Desde que llegué a San Miguel se me ha recordado y remarcado de mil y una formas que esa casa no es mía sino de mi padrastro. “Mientras vivas en esta casa, estarás bajo mis reglas”, esta ha sido la frase favorita que él -con ojos de asesino en serie- siempre ha usado conmigo hasta ahora. Antes que él entrara a mi vida, nunca nadie me había restregado algo semejante a la cara, así como tampoco nadie me había humillado castigándome de espaldas a la pared en una esquina, ni me había amenazado con golpearme o botarme de la casa, como él lo hizo.

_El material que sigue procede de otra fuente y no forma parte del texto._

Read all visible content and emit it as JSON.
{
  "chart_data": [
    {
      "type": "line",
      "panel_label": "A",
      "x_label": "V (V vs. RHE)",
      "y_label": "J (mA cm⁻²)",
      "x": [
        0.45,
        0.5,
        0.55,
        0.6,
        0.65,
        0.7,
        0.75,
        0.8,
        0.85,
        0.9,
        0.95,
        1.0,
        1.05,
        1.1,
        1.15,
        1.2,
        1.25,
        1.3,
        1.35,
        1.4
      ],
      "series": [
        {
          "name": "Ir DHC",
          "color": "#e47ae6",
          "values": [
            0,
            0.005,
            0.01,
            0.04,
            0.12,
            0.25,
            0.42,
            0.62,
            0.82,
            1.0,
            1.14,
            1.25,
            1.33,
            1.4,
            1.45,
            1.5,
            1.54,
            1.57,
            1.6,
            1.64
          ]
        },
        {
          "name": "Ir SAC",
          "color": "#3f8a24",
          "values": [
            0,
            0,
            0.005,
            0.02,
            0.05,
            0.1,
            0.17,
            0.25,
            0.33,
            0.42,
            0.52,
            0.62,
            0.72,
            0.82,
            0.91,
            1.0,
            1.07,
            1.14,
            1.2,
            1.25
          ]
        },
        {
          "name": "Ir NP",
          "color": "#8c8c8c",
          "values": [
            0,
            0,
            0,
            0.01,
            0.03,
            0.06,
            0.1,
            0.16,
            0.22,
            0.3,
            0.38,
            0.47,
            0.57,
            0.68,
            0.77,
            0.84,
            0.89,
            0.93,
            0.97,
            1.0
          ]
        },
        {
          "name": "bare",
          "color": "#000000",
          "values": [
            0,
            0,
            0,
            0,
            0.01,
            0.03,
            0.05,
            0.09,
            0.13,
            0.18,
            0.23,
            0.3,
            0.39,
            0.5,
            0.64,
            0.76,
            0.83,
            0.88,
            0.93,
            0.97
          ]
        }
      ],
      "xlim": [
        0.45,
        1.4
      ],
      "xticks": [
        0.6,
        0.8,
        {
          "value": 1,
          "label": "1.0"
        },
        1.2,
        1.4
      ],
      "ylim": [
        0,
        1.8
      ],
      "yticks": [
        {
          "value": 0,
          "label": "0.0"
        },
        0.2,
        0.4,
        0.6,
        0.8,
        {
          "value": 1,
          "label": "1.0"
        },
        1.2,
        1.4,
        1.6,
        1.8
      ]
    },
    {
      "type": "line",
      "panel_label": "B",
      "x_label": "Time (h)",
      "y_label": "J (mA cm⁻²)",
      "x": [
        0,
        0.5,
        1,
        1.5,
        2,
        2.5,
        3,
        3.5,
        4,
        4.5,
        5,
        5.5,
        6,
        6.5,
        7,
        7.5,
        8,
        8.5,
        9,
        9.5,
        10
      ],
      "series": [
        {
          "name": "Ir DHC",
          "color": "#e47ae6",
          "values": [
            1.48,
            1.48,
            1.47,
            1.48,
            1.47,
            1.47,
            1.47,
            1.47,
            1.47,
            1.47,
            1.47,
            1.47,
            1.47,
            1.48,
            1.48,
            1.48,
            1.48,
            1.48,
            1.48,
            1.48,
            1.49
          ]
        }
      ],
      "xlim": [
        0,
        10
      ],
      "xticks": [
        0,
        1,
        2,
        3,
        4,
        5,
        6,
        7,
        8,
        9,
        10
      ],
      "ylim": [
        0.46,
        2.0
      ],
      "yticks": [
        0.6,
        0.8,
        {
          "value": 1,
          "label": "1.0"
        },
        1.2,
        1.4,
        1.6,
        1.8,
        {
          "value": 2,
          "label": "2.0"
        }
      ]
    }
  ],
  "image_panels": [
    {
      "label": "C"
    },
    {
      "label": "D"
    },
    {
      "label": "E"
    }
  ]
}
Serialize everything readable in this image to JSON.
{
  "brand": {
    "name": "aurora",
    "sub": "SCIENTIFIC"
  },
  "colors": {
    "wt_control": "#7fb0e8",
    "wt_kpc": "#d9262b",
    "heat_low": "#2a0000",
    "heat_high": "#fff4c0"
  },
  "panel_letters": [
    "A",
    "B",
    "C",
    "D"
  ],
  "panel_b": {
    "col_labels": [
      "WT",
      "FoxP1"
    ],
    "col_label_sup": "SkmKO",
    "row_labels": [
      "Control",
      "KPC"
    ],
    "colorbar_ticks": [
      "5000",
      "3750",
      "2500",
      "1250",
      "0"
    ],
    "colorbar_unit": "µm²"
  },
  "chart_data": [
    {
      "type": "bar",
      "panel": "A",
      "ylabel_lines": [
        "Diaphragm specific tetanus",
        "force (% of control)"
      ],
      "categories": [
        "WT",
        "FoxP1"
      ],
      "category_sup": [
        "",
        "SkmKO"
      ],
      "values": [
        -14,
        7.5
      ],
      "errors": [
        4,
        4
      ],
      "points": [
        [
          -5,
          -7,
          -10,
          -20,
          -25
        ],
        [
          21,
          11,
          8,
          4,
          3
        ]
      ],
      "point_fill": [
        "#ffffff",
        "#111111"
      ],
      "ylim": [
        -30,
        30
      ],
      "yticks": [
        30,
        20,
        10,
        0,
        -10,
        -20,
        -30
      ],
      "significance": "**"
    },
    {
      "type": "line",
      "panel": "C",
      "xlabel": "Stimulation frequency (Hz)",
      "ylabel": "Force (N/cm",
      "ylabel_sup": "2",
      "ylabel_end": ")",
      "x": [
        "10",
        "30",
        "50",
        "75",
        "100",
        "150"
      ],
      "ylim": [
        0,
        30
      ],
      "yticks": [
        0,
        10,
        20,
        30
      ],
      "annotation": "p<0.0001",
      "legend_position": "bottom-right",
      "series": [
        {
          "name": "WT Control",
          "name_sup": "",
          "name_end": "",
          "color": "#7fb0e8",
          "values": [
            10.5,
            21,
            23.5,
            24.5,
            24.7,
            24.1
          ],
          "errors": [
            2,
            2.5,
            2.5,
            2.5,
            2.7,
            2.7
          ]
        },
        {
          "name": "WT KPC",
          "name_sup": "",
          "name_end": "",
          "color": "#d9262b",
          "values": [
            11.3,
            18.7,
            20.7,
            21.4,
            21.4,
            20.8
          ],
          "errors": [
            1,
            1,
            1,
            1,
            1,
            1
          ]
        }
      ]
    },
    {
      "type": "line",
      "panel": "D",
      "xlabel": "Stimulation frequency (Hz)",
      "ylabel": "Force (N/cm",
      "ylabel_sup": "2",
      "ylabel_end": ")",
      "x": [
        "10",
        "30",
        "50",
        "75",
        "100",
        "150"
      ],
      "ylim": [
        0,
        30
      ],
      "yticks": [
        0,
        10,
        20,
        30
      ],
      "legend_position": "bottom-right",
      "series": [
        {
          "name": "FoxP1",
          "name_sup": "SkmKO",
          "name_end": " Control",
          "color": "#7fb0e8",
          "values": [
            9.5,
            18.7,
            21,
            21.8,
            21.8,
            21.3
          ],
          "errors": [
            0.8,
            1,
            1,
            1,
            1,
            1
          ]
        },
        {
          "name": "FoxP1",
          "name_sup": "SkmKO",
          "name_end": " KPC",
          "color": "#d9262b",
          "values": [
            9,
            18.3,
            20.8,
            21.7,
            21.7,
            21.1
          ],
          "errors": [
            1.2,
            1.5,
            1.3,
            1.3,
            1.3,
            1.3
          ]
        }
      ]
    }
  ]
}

Hasta mis 18 años crecí con el escalofriante miedo de ser expulsado de ese lugar, de esa casa que me había acogido pero que no era mi hogar sino una estación transitoria de largo plazo en mi vida. ¿Cómo es que el decirle a un niño de 8 años que al cumplir la mayoría de edad lo botarán -cual perro sarnoso- de ese techo, puede ser una forma de incentivo de superación? Tras años de oír ese sermón y tras una confrontación con mi madre por un quiebre emocional que tuve, este punto volvió al escenario para dar un nuevo baile. “Es que me refería a que si no está trabajando o estudiando, es decir, si es un vago, él se iba de la casa”, fue la fofa aclaración que él dio a mi madre y a mí.
Las rencillas entre nosotros nunca han cesado, hasta ahora se mantienen pero en menor intensidad, más que todo por mi madre. Por ahora, yo he optado por no prestar atención a lo que él me dice y sólo atino a responderle con mi indiferencia, veo que eso me evita de problemas y que le jode más. Sin embargo, es inevitable no fastidiarme cada vez que él explota. Como ahora que ha optado -y no es la primera vez- por vetar a algunos de mis amigos de ingresar a la casa, esa casa que es y será suya, no mía; y de la cual estoy cansado por los malos recuerdos que alberga.